An imaging study was conducted on Parkinson’s patients who had become excessive gamblers or shoppers after being given therapeutic dopamine supplements. During scanning, and following administration of a dopamine stimulant, these volunteers showed an increase in judgement errors when tested in situations where gain was possible.  These judgement errors were related to increased activity in the ventral striatum (nucleus accumbens and olfactory tubercle.   In the same research, other medicated Parkinson’s sufferers, who were free of similar behavioural side effects, did not display these changes.

In other research using a gambling test, similar contrasting results were seen. Here, when the addicted patients were tested, there was a tendency for them to take greater risks. At the same time, their chancier choices produced less activation in the orbitofrontal and anterior cingulate cortical regions than in their non-addicted Parkinsonian peers.

Furthermore, administration of dopamine medication during imaging in addicts enhanced their sensitivity to risk, while the opposite was noticed in the other patients.
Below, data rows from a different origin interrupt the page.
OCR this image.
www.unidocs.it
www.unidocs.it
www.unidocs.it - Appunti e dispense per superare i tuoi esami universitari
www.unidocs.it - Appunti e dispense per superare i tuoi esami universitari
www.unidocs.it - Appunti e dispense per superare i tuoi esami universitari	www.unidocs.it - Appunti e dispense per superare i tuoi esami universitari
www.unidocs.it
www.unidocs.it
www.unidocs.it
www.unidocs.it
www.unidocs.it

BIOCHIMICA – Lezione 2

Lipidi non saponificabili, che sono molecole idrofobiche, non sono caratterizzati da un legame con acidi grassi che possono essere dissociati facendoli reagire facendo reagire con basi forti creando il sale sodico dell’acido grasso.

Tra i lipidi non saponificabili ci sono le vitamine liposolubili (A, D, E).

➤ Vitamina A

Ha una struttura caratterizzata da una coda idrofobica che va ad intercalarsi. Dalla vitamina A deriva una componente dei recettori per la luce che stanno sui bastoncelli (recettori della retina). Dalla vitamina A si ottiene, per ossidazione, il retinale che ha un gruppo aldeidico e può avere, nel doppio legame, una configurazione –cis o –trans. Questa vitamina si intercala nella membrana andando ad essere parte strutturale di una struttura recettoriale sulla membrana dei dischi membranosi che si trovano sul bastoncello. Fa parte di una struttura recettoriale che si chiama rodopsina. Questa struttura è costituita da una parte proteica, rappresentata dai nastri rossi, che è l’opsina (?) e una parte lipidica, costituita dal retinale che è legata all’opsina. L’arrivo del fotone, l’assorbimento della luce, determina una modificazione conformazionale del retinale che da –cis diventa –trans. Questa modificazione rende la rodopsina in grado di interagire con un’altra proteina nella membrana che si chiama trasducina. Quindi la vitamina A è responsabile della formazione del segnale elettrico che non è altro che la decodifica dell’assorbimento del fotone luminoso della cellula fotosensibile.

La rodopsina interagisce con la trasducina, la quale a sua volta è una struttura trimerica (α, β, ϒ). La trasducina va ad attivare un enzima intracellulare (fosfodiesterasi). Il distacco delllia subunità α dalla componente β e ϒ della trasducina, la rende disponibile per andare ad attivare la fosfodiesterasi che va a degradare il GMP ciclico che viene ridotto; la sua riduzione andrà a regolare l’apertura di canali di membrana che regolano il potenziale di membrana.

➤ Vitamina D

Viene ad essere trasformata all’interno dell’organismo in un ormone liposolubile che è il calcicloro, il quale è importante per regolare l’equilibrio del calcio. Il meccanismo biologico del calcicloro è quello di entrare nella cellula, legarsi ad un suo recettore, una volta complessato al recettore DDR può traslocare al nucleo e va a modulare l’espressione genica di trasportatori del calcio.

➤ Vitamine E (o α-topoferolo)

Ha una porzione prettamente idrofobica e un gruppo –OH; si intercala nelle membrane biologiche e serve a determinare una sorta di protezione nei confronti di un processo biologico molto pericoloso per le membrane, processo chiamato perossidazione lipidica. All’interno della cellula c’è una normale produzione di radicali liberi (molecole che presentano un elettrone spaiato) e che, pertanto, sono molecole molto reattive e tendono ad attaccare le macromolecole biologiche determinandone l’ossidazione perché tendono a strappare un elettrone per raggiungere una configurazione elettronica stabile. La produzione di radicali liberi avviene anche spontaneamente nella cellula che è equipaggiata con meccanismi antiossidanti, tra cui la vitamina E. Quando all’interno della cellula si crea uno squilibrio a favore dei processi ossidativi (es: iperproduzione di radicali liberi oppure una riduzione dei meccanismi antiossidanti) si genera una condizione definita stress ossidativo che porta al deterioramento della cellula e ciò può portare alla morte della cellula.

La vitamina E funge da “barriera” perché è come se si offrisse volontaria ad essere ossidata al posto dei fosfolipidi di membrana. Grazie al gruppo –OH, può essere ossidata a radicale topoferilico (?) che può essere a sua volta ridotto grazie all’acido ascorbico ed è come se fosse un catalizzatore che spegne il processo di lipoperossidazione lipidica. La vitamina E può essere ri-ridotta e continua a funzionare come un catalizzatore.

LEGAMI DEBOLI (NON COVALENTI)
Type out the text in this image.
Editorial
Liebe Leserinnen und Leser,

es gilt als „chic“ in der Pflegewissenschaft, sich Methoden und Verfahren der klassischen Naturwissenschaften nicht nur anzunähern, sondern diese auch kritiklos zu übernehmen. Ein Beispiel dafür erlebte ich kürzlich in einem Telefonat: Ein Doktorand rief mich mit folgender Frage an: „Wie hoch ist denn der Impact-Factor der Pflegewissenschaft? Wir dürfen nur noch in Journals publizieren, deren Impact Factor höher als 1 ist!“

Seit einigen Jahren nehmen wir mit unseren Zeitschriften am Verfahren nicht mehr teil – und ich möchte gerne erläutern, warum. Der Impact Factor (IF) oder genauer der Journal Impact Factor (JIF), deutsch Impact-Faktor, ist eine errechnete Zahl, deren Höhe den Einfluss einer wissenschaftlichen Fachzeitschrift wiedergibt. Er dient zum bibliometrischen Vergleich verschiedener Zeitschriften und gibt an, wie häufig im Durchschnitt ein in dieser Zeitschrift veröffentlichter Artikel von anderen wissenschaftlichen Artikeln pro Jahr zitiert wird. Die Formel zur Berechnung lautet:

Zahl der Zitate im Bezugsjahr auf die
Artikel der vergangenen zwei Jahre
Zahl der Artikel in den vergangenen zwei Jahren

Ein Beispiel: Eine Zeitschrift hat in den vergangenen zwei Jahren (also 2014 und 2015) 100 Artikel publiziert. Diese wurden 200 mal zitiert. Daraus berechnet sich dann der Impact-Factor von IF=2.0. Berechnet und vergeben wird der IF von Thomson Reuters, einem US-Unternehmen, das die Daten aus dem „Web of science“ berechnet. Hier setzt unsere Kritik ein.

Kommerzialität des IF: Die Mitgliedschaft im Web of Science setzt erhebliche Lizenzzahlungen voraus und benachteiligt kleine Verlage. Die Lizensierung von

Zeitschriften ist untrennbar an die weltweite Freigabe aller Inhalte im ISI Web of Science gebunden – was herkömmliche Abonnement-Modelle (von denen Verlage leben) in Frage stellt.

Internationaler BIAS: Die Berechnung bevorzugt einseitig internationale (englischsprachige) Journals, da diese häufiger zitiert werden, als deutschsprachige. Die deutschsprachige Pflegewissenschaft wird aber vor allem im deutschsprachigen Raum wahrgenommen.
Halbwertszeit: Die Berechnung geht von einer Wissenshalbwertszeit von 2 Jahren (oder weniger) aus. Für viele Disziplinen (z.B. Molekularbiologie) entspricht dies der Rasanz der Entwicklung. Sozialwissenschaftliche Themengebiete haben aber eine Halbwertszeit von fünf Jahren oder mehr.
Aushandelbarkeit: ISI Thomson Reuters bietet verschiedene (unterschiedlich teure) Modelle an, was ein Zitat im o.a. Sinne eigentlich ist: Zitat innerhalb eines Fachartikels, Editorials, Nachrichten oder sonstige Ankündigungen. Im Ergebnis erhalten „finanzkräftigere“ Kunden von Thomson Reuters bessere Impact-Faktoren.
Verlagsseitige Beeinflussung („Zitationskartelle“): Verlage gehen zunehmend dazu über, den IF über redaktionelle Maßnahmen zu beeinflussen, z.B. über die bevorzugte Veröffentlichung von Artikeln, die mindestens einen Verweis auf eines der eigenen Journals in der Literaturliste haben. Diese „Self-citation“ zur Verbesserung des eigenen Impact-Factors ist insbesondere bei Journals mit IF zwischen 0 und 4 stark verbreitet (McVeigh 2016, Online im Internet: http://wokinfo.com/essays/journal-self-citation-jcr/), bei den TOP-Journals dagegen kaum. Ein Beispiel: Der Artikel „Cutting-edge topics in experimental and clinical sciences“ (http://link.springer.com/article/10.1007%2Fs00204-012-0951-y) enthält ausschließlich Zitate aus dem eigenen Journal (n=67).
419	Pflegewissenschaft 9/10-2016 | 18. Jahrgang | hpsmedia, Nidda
These workers concluded that there was a greater tendency to risk-taking in the addicted patients, but only when riskier behaviour promised greater gain; however not when there was a possibility of both loss and gain. The dopamine stimulants seem to change an inherent issue rather than merely impinging on the conscious estimation of risk. They also suggest that the reduced ability to weigh risk occurs as a consequence of a disassociation between activity in the ventral striatum and orbitofrontal cortices.

Very little additional work has yet been done on the neuroscience of shopping addiction, and much more is needed. In particular, if future research confirms the preponderance of the illness in females further study of the neural and other actions of the sex hormones may provide interesting insights into the brain dysfunction causing shopping addiction.